Parenting: What Helps Parents with Stress?

Parenting: What Helps Parents with Stress?

Common Concerns of Parents:

Worry: “Am I doing the right thing?”
Exasperation: “I can’t stand my child’s attitude/behavior/bad habit”
Guilt: “I made a mistake with my child.  Will it have long-term repercussions?”
“I don’t have enough time to . . . I am so tired!”
Overwhelm: “How can I care for my child’s needs when mine seem forgotten?”
Hope: “Can we keep a good parent-child relationship going throughout life?”

Parenting . . .possibly THE most important, and hardest, job in the world!  How can we do it well without endlessly questioning ourselves? We already live pretty stressed lives in an all too stressed world. We need to take good care of ourselves so that we can teach and role-model to our children what we want them to learn. Many of us are working full-time as well as parenting. This means that we need more than ever to expand our capacity for self-care. However, if you are like most parents, you will say:  “I can only take care of myself after I have taken care of . . . ” You probably secretly already know that needs to be the other way around. But, how do we do this without feeling guilty and being irresponsible? We accomplish good self care by understanding its value, and by teaching and modeling it for our children.

Some parents lack confidence about their ability to teach or model what they were never taught or modeled. EMDR therapy can be very helpful in learning new and practicing skills.  We technically call this work “performance enhancement” work.  EMDR has had very good results with this positive approach to the future almost from the beginning of it’s discovery (though it’s true that the first application was for trauma).

It is a rewarding task to involve children in understanding their needs, and even very small children can contribute valuably to a family discussion. It is often surprising to learn that we can meet our children’s needs once we have asked them what those needs are. Most children can tell us and are very happy to be asked. For example, a 5 year old daughter told her mother how much better she would feel having a little “love note” from Mom when she returned home from school. It took this mom less than 2 minutes to help her feel important and loved. It is positive to teach children different ways to handle multiple demands. This takes prioritizing, having clear limits and boundaries, and knowing when to say no, ask for help, or delegate.

Children can be so much more cooperative when they can see and understand everything that has to be done. Parents too feel so much better when they get a little help. After all, what feels better than family cooperation!

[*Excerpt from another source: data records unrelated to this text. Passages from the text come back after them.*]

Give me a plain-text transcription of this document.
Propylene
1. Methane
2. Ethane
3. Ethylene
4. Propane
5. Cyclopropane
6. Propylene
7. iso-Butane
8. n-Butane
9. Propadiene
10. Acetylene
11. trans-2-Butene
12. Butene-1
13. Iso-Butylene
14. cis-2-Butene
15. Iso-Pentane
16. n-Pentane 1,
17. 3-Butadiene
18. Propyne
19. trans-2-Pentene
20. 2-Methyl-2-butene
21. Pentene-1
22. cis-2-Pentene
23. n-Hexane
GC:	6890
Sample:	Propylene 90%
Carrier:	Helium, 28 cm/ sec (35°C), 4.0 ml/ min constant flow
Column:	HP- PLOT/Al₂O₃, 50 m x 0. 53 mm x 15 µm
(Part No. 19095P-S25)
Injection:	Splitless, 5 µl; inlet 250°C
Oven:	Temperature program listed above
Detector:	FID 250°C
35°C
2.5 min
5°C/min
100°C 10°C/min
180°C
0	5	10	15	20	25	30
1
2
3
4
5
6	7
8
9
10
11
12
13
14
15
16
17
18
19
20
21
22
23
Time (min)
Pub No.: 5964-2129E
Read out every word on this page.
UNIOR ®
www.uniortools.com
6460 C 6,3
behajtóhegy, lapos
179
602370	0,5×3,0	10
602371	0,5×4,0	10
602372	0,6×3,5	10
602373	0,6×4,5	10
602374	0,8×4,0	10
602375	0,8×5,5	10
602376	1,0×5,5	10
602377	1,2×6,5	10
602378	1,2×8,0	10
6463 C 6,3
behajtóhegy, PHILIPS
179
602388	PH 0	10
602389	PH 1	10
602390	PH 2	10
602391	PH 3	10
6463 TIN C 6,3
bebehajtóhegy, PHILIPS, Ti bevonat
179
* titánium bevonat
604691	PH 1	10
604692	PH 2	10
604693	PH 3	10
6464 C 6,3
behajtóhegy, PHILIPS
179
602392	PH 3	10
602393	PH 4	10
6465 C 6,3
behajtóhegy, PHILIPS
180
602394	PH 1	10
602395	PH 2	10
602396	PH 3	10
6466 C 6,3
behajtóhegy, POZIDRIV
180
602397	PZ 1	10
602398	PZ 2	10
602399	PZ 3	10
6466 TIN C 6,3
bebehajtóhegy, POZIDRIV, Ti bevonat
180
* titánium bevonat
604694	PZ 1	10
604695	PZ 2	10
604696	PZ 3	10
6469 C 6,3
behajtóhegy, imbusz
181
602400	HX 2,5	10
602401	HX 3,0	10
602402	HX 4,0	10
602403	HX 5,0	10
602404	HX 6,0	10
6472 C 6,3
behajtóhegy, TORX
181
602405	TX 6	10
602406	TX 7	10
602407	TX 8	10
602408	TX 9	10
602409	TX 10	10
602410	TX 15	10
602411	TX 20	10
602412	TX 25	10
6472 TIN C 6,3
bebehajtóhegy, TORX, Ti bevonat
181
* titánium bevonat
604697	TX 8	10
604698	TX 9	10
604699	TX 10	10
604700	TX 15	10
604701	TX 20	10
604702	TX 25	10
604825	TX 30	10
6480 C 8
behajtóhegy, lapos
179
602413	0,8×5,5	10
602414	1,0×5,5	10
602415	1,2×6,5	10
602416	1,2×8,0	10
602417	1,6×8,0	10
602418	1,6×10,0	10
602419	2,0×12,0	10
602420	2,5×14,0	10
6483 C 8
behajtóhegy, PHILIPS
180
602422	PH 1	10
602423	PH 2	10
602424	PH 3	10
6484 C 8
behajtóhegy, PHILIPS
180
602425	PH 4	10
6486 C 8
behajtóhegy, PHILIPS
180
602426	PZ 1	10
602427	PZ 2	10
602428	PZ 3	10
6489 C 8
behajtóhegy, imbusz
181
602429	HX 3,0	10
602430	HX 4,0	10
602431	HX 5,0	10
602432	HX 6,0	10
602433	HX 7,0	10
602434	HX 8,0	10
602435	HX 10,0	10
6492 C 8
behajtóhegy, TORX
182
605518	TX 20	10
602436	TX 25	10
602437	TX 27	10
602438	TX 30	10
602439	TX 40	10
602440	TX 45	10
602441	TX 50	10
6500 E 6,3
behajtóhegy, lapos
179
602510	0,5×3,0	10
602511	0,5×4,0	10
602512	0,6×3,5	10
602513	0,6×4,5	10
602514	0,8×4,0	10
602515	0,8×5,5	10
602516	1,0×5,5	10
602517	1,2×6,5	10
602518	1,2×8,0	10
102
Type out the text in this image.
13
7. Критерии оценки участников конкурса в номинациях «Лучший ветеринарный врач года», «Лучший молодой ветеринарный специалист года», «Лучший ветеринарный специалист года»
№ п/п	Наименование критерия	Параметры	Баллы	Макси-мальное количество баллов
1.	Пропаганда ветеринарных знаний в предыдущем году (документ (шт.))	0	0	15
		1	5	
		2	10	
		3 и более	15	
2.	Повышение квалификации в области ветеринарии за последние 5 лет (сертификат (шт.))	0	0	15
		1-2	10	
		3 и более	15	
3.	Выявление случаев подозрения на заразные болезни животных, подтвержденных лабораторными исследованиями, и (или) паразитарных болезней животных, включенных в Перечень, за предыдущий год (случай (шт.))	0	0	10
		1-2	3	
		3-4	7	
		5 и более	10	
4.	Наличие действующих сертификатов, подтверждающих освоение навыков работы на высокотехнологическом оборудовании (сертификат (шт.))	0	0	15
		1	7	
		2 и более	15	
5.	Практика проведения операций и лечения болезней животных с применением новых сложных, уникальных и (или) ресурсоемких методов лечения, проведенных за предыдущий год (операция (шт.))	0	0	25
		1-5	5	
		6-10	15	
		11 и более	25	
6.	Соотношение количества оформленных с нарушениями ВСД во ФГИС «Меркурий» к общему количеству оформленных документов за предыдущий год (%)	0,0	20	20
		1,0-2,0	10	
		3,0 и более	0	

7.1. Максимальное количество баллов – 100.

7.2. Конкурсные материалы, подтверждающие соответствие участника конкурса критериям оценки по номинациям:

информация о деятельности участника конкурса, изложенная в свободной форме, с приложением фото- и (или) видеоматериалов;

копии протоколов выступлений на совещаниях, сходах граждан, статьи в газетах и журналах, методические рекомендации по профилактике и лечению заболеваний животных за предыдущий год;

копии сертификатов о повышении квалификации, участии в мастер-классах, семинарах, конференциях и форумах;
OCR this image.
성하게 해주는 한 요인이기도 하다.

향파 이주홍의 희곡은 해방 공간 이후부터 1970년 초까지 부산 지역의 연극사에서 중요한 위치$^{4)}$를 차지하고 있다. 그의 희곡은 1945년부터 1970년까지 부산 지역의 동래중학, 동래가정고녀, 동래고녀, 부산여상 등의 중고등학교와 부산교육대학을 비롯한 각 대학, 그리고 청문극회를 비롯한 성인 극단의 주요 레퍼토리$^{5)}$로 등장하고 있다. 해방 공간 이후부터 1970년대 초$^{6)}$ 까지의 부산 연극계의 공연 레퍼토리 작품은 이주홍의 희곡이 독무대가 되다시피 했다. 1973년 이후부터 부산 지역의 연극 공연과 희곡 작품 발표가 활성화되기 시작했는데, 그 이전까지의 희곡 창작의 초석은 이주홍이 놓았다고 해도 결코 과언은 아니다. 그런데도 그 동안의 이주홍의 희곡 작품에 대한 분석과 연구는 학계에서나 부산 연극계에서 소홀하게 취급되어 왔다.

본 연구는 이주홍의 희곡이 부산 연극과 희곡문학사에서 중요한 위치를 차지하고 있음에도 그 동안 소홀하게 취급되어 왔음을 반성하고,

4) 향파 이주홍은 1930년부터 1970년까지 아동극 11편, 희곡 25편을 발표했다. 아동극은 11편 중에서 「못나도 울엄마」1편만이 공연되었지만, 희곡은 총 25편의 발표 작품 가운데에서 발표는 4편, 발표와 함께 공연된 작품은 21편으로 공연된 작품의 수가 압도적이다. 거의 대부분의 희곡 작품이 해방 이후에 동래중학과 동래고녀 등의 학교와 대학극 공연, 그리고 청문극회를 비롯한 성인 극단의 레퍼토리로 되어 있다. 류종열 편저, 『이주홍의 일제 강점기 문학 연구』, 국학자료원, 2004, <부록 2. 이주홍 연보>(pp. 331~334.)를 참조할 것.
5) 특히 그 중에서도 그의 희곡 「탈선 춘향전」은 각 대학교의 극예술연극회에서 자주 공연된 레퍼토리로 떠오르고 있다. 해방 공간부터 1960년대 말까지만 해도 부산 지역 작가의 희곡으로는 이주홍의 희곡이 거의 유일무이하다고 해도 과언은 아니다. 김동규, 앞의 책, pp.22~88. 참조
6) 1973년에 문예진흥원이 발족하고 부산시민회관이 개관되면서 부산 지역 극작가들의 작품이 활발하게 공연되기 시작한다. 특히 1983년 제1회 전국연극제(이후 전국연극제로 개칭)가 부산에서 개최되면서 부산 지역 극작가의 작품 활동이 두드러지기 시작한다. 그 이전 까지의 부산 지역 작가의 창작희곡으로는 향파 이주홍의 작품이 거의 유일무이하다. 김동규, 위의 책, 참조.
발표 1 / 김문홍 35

Children can feel very proud of themselves for helping, and they don’t even realize how they are learning cooperation, management skills, self-care and self-responsibility. And in the process the parent-child relationship grows stronger.

Another aspect that goes a very long way is attitude. While most parents are tired at the end of the day, a child happy to see you come home helps rejuvenate your energy. A few minutes spent talking together about the day helps everyone to feel connected. Even making a game of going to the grocery store together makes a routine chore so much better. Everyone needs fun and laughter during their day. After all, being grumpy does not make things that need to be done feel any better.

This leads to homework. Helping with homework may be the last thing (if you are honest with yourself) that a parent may want to do after a long day’s work. However, the parent who keeps involved with their child’s school work helps a child to feel that their work/homework is valuable to their parent. A child who knows that their parents are familiar with and care about their “job” (which is to learn) is more likely to do his best. In the long run, this is time- and energy-saving for parents. It is easier to prevent a problem than to deal with one after it is established.

Participating in homework need not be a pressure.  You do not need to do the work for your child.  Simply sit near your child during the homework session, and be available as needed.  This is very supportive.  Let your child know you are proud of his or her efforts.  This does much to build self-esteem, when you focus on the efforts and do not stress greatly about the results.

Teens have similar needs, though they may take new forms. Even though they would like us to believe that they are grown-up and don’t need us anymore, experience shows otherwise. Current research shows that the teenage brain will not achieve maturity until 25! So increasingly graduated responsibility makes sense, and provides safety.

Few teens will admit they need us, and when they do it is always on their time schedule, not ours. Achieving this is a delicate balance, but, again, can help remove worry. A wise parent will meet the needs when the teen expresses them, if at all possible. It it’s not possible, the parent can say, “your needs are important. Can we make a date to do this in an hour, or tomorrow?” And then be sure you do follow through, to maintain the trust of your son or daughter.

If you have questions about your particular parenting challenge or how you could improve your parent-child relationship, just scheduling a consultation with an EMDR therapist specializing in the treatment of children can be so positive and helpful. If the children and teens can be listened to, and feel heard, many problems can be avoided. Taking good care of ourselves should always be a high priority. Sometimes that means getting some professional help for our challenges and stresses that relate to our relationships as parents with our children.